After a certain point, money stops being currency and starts being collectible. France switched from the franc to the euro some years back and stopped converting francs in early 2012. You can exchange foreign currency for dollars if you have some left from a recent trip. If you discover an old cache of francs or guineas in your attic, you may be able to sell foreign currency as collectibles instead.
If you travel overseas regularly, there's no need to worry about exchanging leftover Canadian dollars or rupees. Keep them somewhere safe, and use them on your next trip. If your visit was a once-in-a-lifetime adventure, the best solution is to exchange the leftover currency. It's unlikely foreign coins currently in use are also collectible.
When you go through an international airport, you'll find currency booths that will convert whatever you're carrying back into American dollars. The next simplest solution is to call your bank. Some banks will let you deposit the money into your account and convert them in the process. Other banks will exchange customers' foreign money without a fee. If neither bank nor booth is an option, you can sell euros or pesos to a service such as Travelex that converts currency for you.
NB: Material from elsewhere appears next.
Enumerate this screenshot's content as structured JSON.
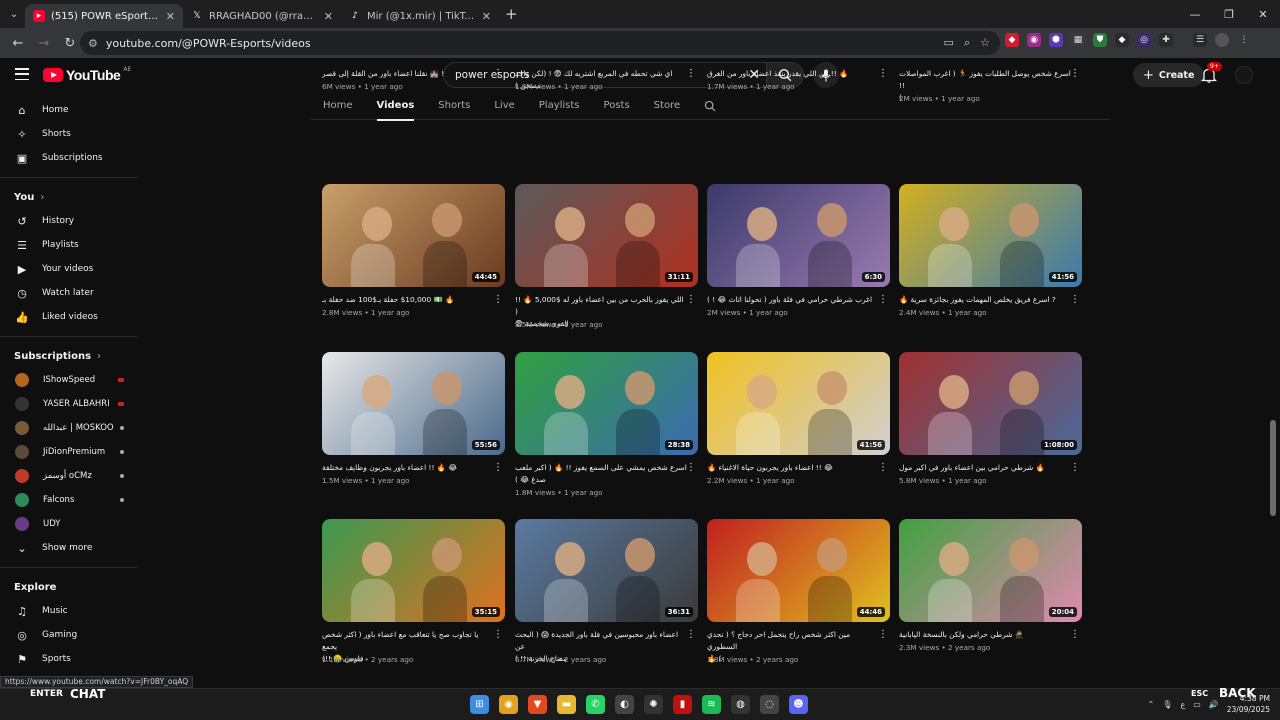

If the exchange rate is unfavorable and you don't need the money immediately, you can hang on to it until rates improve.
If you have an older currency that's no longer legal tender, don't stick it up on eBay without doing some research. For instance, coins and notes from before Britain switched to decimal currency are no longer legal tender, but some British banks still exchange them at face value. If exchanging currency isn't an option, look up the shillings or dinar in one of the paperback reference works on collectible money, or online. Some coins will be worth more than face value simply because they're made with silver or gold.
Other than the precious metal content, the market price depends on the money's rarity, whether collectors are interested and its physical condition. A pristine pound note that looks like it just came off the printer is worth more than one that's scuffed, dirty and has several tears. To appraise the money, you need to know the year it was issued, the country of issue and the condition. A professional dealer or appraiser may be able to help.
Once you know the value, you can offer the money to a dealer, to other collectors or sell via an auction. Unfortunately, the figures in the price guide are just an average of recent sales, rather than a guarantee. If you find someone who's interested in buying, they may not offer what you hope. It's up to you whether to accept or wait and hope for a better offer.